Concomitantly, students could engage in a philosophical analysis of the problem of evil, learning about the concepts of consistency and inconsistency, specifically through the context of the inconsistency argued to arise between the divine attributes of omnipotence, omniscience, and supreme goodness, on the one hand, and the existence of evil, on the other.[6] Students could develop their skills in counterarguing by studying responses to Augustine’s theodicy.
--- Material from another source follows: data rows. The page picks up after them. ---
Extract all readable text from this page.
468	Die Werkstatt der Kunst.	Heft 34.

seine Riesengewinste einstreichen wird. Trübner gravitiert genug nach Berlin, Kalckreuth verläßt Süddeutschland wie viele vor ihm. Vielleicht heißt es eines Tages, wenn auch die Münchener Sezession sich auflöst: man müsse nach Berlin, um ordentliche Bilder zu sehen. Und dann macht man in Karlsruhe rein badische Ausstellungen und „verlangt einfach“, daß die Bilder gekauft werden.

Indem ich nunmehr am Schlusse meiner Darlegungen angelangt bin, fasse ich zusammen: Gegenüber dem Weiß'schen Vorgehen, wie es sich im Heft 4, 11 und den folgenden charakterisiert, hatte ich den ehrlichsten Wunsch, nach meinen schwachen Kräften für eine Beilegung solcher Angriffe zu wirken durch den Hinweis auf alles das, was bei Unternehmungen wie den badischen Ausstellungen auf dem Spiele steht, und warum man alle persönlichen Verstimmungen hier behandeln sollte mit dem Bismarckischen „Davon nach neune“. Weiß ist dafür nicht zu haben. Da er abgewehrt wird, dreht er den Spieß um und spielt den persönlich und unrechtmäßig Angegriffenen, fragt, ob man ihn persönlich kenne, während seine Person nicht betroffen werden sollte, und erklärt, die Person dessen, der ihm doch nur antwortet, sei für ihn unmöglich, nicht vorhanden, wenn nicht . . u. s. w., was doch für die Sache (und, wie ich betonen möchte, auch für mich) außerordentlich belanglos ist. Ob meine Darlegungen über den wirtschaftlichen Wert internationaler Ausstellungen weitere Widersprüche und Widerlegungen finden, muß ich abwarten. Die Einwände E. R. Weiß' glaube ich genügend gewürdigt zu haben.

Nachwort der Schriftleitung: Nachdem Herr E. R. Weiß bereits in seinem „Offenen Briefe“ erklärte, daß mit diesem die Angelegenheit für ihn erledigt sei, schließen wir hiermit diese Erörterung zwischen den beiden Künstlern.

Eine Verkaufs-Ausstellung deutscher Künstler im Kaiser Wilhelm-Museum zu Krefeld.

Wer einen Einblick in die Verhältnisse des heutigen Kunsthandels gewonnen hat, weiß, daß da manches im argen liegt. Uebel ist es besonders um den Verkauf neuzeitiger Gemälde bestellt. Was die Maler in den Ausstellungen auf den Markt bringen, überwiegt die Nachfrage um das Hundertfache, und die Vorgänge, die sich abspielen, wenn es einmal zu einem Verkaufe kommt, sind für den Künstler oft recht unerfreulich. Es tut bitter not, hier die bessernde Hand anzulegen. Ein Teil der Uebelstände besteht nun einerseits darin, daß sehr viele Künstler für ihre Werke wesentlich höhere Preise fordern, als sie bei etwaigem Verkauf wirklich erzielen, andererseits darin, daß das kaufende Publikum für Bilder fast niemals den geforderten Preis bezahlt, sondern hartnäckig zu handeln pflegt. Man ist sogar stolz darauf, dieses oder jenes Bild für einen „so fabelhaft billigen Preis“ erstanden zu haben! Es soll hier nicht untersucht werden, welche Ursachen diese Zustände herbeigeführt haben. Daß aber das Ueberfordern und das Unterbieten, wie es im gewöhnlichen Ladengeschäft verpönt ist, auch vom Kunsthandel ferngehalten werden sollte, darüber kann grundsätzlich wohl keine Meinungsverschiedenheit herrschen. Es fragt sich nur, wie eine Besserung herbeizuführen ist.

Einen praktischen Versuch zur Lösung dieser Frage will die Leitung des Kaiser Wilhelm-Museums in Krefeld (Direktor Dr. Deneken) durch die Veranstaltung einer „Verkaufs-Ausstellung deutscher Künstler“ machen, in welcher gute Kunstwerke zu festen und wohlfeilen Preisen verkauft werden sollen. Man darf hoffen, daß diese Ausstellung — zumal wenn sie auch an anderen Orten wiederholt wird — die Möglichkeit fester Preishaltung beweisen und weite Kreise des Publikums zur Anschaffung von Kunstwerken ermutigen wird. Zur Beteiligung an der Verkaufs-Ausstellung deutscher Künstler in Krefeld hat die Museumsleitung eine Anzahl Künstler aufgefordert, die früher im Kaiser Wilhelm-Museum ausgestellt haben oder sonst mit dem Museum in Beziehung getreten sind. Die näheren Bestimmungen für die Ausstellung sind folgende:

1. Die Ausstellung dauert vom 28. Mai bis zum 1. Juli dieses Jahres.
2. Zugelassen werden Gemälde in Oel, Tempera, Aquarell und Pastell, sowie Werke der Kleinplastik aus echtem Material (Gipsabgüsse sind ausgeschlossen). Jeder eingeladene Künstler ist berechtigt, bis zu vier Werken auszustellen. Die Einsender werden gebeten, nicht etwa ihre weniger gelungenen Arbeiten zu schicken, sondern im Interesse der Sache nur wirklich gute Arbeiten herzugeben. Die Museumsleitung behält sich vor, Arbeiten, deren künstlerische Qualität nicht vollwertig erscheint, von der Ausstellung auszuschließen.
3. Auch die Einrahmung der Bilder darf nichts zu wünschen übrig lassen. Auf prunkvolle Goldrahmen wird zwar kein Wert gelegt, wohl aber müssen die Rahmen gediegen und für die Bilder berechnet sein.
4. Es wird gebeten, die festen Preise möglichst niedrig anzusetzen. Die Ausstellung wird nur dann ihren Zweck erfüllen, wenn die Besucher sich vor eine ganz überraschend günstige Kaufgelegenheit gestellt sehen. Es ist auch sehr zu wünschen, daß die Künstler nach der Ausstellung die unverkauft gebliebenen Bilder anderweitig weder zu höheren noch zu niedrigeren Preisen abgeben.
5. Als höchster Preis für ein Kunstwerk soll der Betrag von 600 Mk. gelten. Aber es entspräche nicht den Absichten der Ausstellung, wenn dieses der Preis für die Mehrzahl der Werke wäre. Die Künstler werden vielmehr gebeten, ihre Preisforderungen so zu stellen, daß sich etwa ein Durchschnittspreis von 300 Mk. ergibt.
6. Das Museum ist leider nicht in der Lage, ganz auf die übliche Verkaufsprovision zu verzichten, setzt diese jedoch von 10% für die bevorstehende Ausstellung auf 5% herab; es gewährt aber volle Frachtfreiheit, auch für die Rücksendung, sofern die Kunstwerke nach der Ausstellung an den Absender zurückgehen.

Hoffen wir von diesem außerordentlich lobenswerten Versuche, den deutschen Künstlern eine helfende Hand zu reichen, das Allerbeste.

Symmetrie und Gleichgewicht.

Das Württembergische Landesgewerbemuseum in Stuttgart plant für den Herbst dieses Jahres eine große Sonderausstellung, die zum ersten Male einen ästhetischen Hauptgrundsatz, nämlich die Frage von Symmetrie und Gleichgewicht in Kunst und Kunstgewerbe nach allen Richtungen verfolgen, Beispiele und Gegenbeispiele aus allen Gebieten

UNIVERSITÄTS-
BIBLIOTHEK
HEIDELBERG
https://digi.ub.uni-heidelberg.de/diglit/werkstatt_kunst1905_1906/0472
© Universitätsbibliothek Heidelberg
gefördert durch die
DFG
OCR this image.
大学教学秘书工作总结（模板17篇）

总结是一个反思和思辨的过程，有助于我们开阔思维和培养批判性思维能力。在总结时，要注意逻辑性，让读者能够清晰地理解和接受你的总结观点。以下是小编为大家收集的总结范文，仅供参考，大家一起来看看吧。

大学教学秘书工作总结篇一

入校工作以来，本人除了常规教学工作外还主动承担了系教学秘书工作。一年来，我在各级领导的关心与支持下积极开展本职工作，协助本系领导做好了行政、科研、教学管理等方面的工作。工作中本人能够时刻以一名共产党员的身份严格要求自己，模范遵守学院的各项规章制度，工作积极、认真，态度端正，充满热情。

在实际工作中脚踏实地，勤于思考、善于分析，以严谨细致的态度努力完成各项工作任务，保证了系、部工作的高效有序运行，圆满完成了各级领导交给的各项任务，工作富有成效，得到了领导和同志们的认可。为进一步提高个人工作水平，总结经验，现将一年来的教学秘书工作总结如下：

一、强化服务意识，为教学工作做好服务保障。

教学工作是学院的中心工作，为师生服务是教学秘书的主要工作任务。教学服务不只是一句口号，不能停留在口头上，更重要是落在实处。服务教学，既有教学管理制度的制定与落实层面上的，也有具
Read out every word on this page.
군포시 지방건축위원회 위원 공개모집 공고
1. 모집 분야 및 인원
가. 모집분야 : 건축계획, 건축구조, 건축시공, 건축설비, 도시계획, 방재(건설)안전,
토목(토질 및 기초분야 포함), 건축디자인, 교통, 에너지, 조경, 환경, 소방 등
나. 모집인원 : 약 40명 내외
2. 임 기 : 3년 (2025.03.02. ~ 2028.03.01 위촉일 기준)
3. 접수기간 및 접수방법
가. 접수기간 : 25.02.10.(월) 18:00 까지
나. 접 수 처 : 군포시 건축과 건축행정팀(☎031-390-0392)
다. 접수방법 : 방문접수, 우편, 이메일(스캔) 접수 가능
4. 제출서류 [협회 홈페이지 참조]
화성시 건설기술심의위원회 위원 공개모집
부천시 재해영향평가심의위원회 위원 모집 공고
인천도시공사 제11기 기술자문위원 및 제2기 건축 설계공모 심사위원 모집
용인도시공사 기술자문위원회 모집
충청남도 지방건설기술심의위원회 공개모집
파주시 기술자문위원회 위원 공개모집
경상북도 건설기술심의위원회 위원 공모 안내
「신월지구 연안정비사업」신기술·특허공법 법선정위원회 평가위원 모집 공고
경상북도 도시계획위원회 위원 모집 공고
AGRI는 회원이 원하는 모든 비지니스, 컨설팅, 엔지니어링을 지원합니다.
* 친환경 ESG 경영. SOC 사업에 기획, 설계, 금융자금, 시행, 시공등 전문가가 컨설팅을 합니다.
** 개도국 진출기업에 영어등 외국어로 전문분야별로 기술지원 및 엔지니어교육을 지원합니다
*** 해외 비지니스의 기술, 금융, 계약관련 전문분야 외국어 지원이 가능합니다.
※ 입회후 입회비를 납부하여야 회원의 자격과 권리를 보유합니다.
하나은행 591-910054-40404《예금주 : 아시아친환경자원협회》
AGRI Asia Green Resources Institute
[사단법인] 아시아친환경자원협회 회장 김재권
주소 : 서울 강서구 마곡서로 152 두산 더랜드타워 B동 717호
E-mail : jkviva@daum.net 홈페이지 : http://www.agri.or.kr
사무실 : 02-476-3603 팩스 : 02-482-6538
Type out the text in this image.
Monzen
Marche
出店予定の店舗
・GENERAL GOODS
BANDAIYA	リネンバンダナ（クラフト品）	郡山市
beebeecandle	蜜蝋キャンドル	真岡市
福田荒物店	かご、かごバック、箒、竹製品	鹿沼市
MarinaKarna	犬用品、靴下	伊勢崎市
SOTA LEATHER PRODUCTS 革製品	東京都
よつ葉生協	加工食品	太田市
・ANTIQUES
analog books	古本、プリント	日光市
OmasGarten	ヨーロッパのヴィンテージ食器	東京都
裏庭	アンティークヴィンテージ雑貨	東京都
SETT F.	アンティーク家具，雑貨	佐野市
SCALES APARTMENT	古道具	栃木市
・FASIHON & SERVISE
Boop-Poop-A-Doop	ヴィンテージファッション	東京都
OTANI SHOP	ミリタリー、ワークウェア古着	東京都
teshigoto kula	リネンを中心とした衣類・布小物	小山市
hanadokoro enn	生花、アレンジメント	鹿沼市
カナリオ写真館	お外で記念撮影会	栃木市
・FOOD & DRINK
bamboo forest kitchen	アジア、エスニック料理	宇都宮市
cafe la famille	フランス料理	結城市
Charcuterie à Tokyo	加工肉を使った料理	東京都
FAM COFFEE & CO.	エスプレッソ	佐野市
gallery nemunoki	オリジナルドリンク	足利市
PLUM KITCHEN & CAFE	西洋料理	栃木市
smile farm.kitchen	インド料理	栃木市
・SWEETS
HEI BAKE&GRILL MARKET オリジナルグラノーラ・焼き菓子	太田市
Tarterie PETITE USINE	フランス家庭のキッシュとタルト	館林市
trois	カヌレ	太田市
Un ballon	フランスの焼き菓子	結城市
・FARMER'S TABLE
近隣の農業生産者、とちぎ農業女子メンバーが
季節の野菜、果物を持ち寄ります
A course on Islam might involve an introduction to key Islamic theologians, including al-Ghazālī (Abū Hāmid Muhammad ibn Muhammad al-Ghazālī) and Averroes (Ibn Rushd). Among the topics covered in lessons over those weeks could be the roles and significance in Islamic scholastic theology (‘Kalām’) of al-Ghazālī and Averroes, such as al-Ghazālī’s contributions to Sufism and Averroes’ historical significance in the perception of Islam in the medieval Christian West. Among the topics covered during the philosophy lessons over those same weeks could be a philosophical analysis of the Kalām cosmological argument as it was proposed by al-Ghazālī,[7] and the ‘omnipotence paradox’ facing God’s purported omnipotence, as it was addressed by Averroes.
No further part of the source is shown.